A Dimensional Research survey found that over 90% of people rely upon online reviews to make their purchasing decision. Furthermore, the same study found that 86% of online purchases are influenced by a negative review. Case and point: good customer service will generate positive reviews, which online consumers rely upon to make their buying decisions.
6. Unfriendly return policy
Brick and mortar stores have a one-up against online stores because returns are entirely different. A customer can just take back an item they don’t want for a return or an exchange on the spot, whereas they have to ship back an item to an online store and often pay return shipping as well as any associated restocking fees.
So just how effective is offering a “free returns” policy such as big stores like Zappos do?
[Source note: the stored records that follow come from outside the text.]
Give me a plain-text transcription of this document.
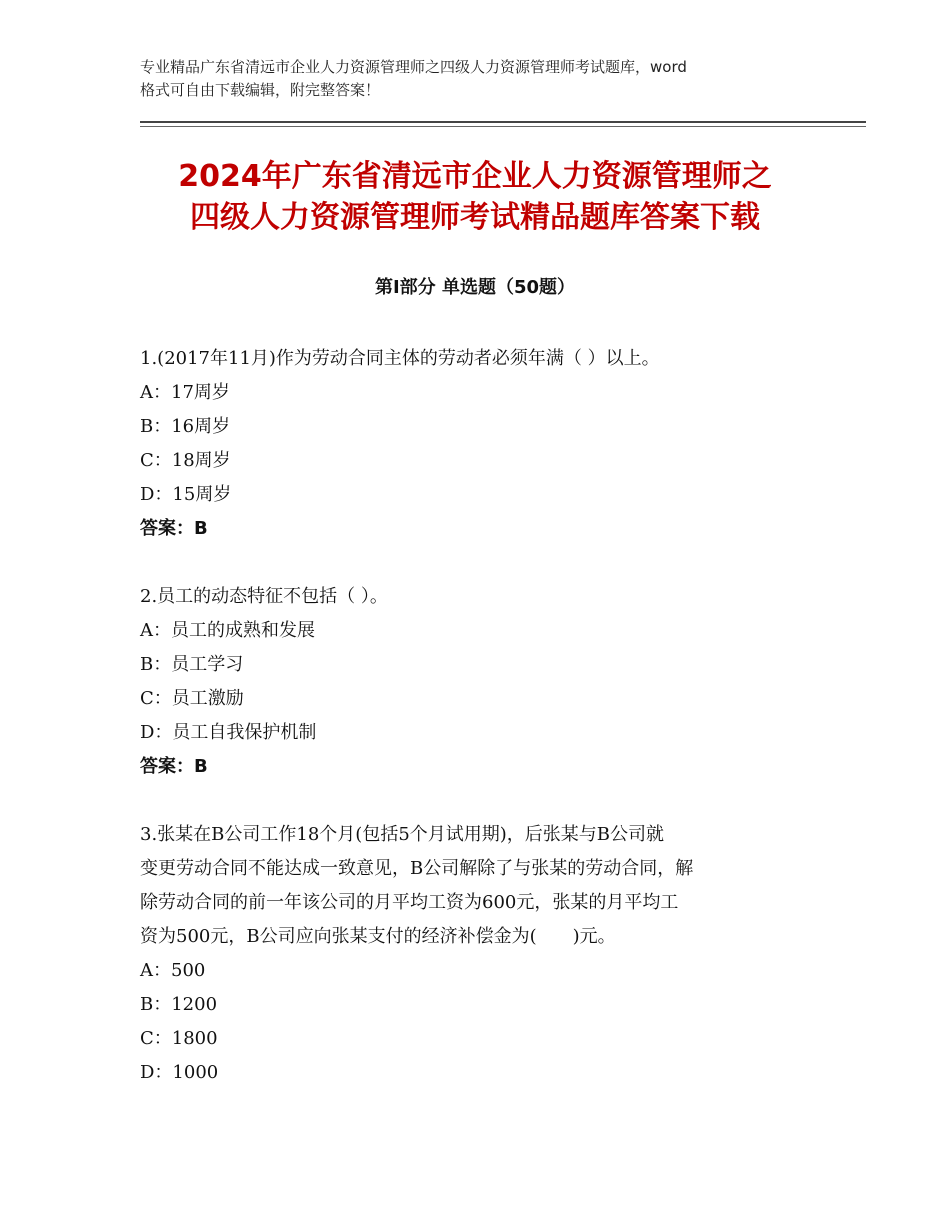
专业精品广东省清远市企业人力资源管理师之四级人力资源管理师考试题库，word
格式可自由下载编辑，附完整答案！
2024年广东省清远市企业人力资源管理师之
四级人力资源管理师考试精品题库答案下载
第Ⅰ部分 单选题（50题）
1.(2017年11月)作为劳动合同主体的劳动者必须年满（ ）以上。
A：17周岁
B：16周岁
C：18周岁
D：15周岁
答案：B
2.员工的动态特征不包括（ ）。
A：员工的成熟和发展
B：员工学习
C：员工激励
D：员工自我保护机制
答案：B
3.张某在B公司工作18个月(包括5个月试用期)，后张某与B公司就
变更劳动合同不能达成一致意见，B公司解除了与张某的劳动合同，解
除劳动合同的前一年该公司的月平均工资为600元，张某的月平均工
资为500元，B公司应向张某支付的经济补偿金为(　　)元。
A：500
B：1200
C：1800
D：1000
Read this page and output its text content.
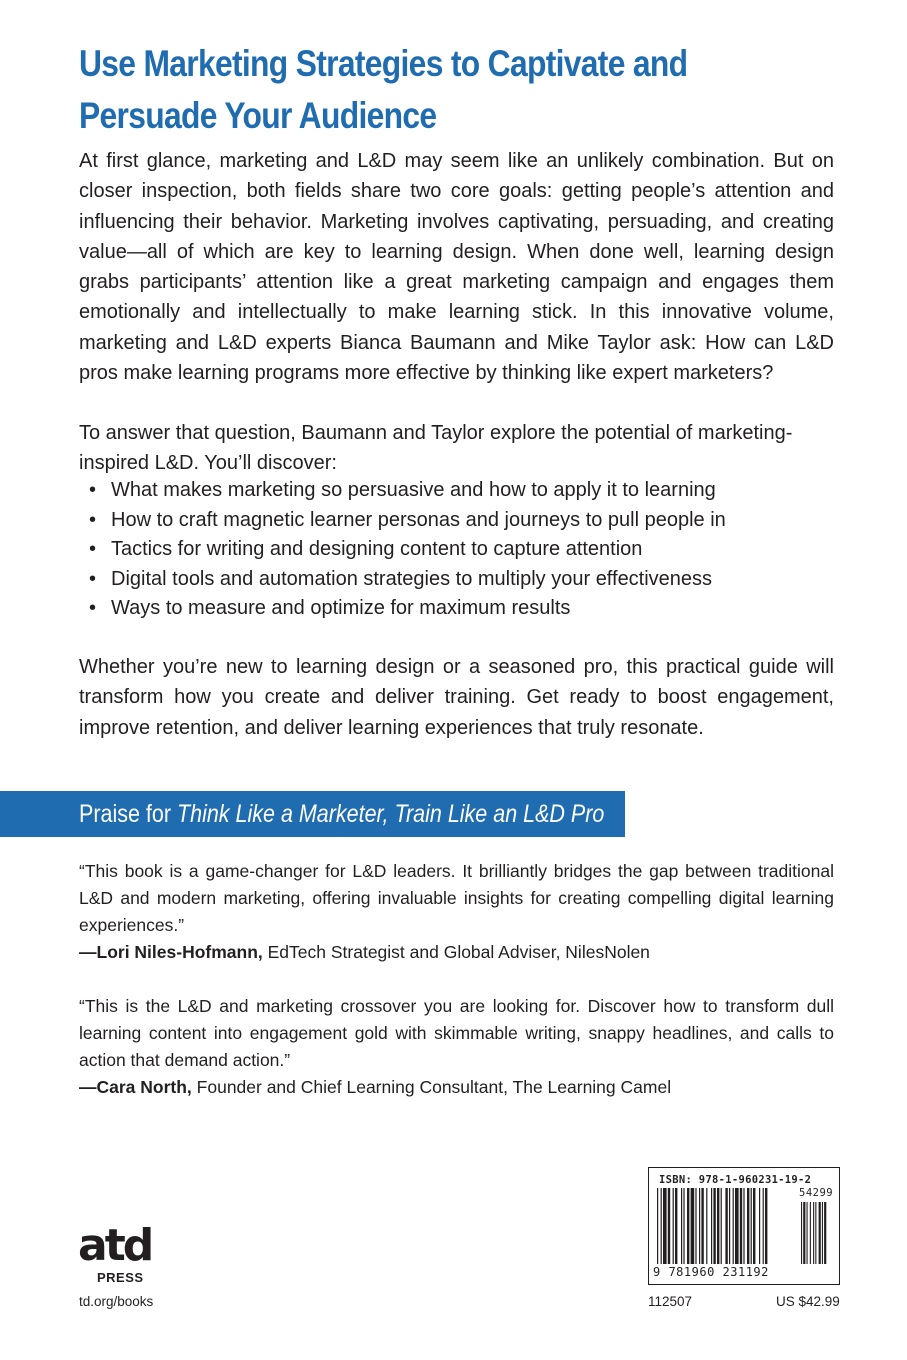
Use Marketing Strategies to Captivate and
Persuade Your Audience

At first glance, marketing and L&D may seem like an unlikely combination. But on closer inspection, both fields share two core goals: getting people’s attention and influencing their behavior. Marketing involves captivating, persuading, and creating value—all of which are key to learning design. When done well, learning design grabs participants’ attention like a great marketing campaign and engages them emotionally and intellectually to make learning stick. In this innovative volume, marketing and L&D experts Bianca Baumann and Mike Taylor ask: How can L&D pros make learning programs more effective by thinking like expert marketers?

To answer that question, Baumann and Taylor explore the potential of marketing-inspired L&D. You’ll discover:

• What makes marketing so persuasive and how to apply it to learning
• How to craft magnetic learner personas and journeys to pull people in
• Tactics for writing and designing content to capture attention
• Digital tools and automation strategies to multiply your effectiveness
• Ways to measure and optimize for maximum results

Whether you’re new to learning design or a seasoned pro, this practical guide will transform how you create and deliver training. Get ready to boost engagement, improve retention, and deliver learning experiences that truly resonate.

Praise for Think Like a Marketer, Train Like an L&D Pro

“This book is a game-changer for L&D leaders. It brilliantly bridges the gap between traditional L&D and modern marketing, offering invaluable insights for creating compelling digital learning experiences.”

—Lori Niles-Hofmann, EdTech Strategist and Global Adviser, NilesNolen

“This is the L&D and marketing crossover you are looking for. Discover how to transform dull learning content into engagement gold with skimmable writing, snappy headlines, and calls to action that demand action.”

—Cara North, Founder and Chief Learning Consultant, The Learning Camel

atd
PRESS
td.org/books
ISBN: 978-1-960231-19-2
54299
9 781960 231192
112507	US $42.99
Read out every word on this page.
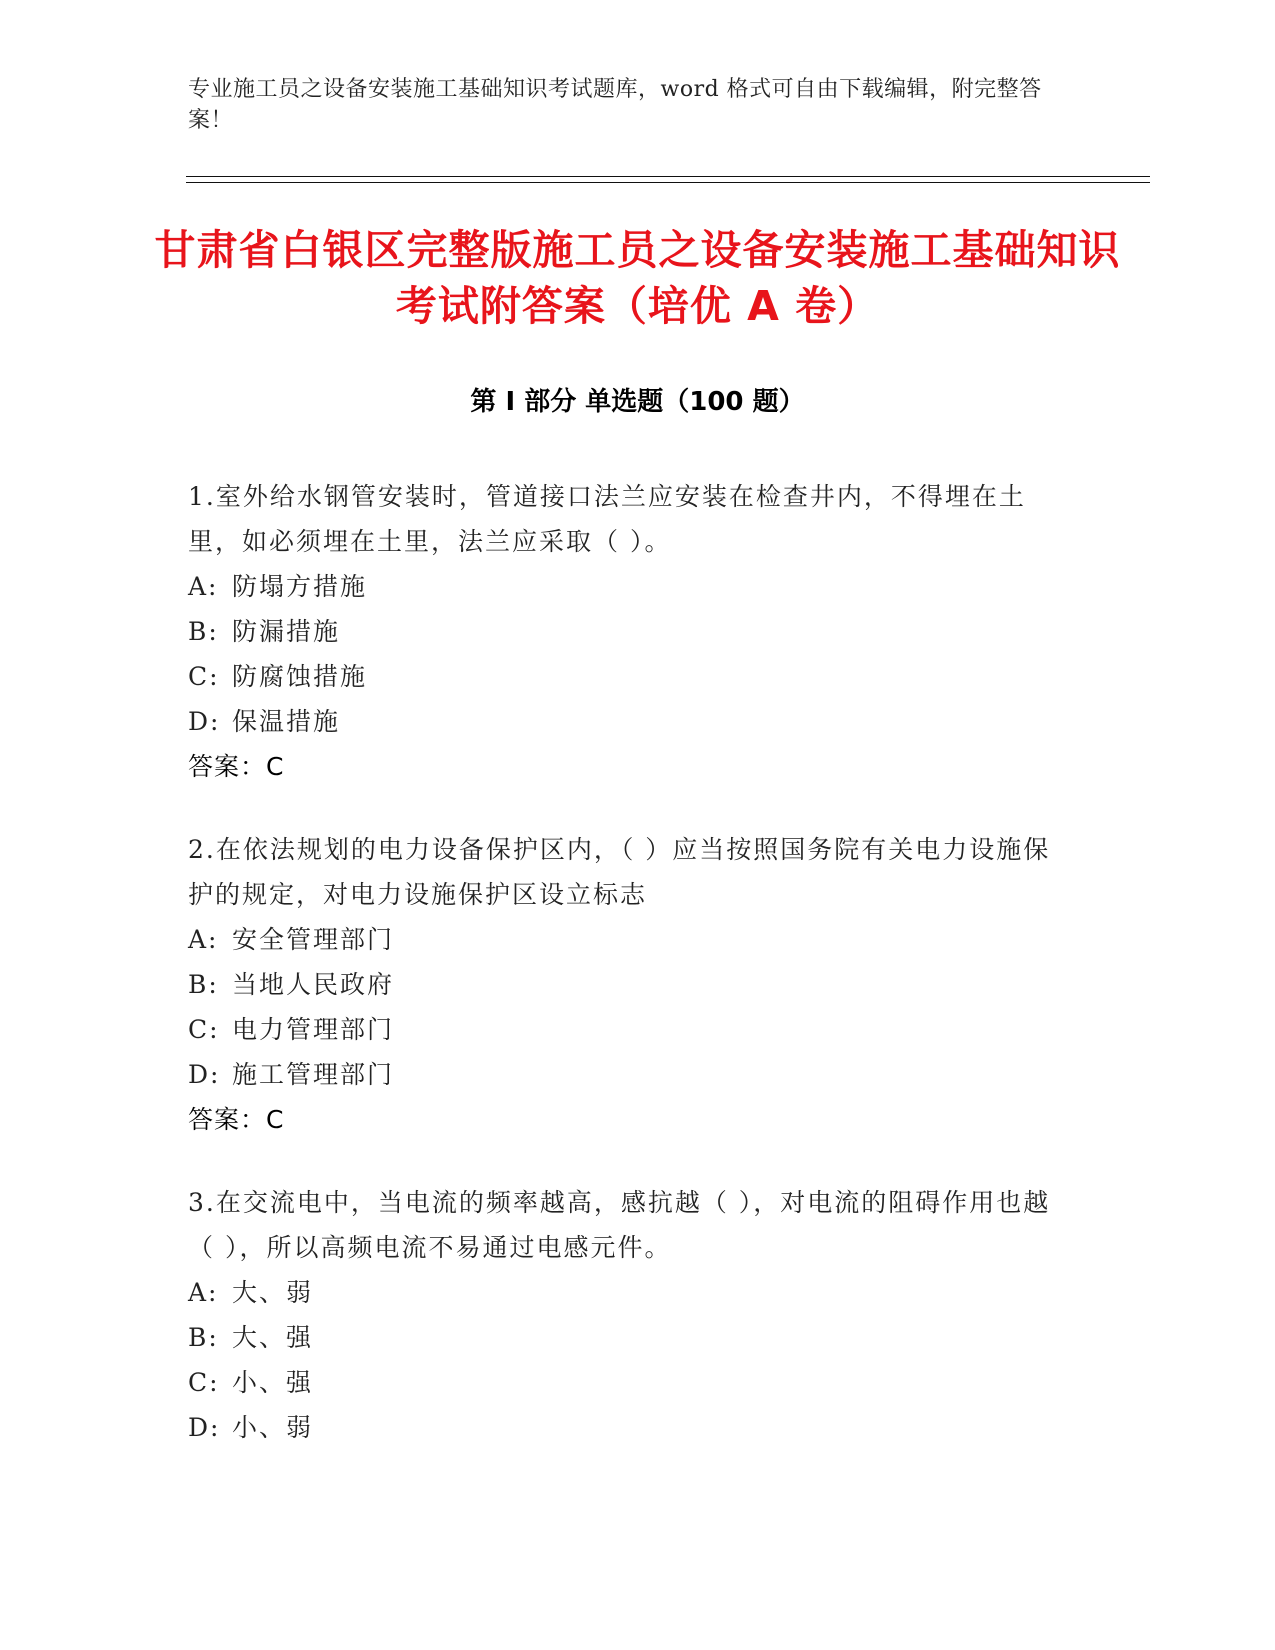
专业施工员之设备安装施工基础知识考试题库，word 格式可自由下载编辑，附完整答案！
甘肃省白银区完整版施工员之设备安装施工基础知识考试附答案（培优 A 卷）
第 I 部分 单选题（100 题）
1.室外给水钢管安装时，管道接口法兰应安装在检查井内，不得埋在土里，如必须埋在土里，法兰应采取（ ）。
A: 防塌方措施
B: 防漏措施
C: 防腐蚀措施
D: 保温措施
答案：C
2.在依法规划的电力设备保护区内，（ ）应当按照国务院有关电力设施保护的规定，对电力设施保护区设立标志
A: 安全管理部门
B: 当地人民政府
C: 电力管理部门
D: 施工管理部门
答案：C
3.在交流电中，当电流的频率越高，感抗越（ ），对电流的阻碍作用也越（ ），所以高频电流不易通过电感元件。
A: 大、弱
B: 大、强
C: 小、强
D: 小、弱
A CNBC article noted, culling information from various studies and reports that have been conducted over several years, that offering free returns increases sales by 357%. Even if returns cost you money out-of-pocket upfront, they ultimately increase and improve your bottom line in the form of repeat customers later on, and are best viewed as a form of reverse marketing.
7. Shipping prices too high
The shipping options and prices that you offer will ultimately impact your sales streams. A USPS study on this subject matter found that shipping prices were the ultimately determining factor in shoppers either abandoning their shopping cart or making a purchase.
In 48% of shopping cart abandonment rates, the study found that consumers thought the shipping was too costly. By exploring your options with discount postage providers, you can affordably offer low-cost shipping for your customers.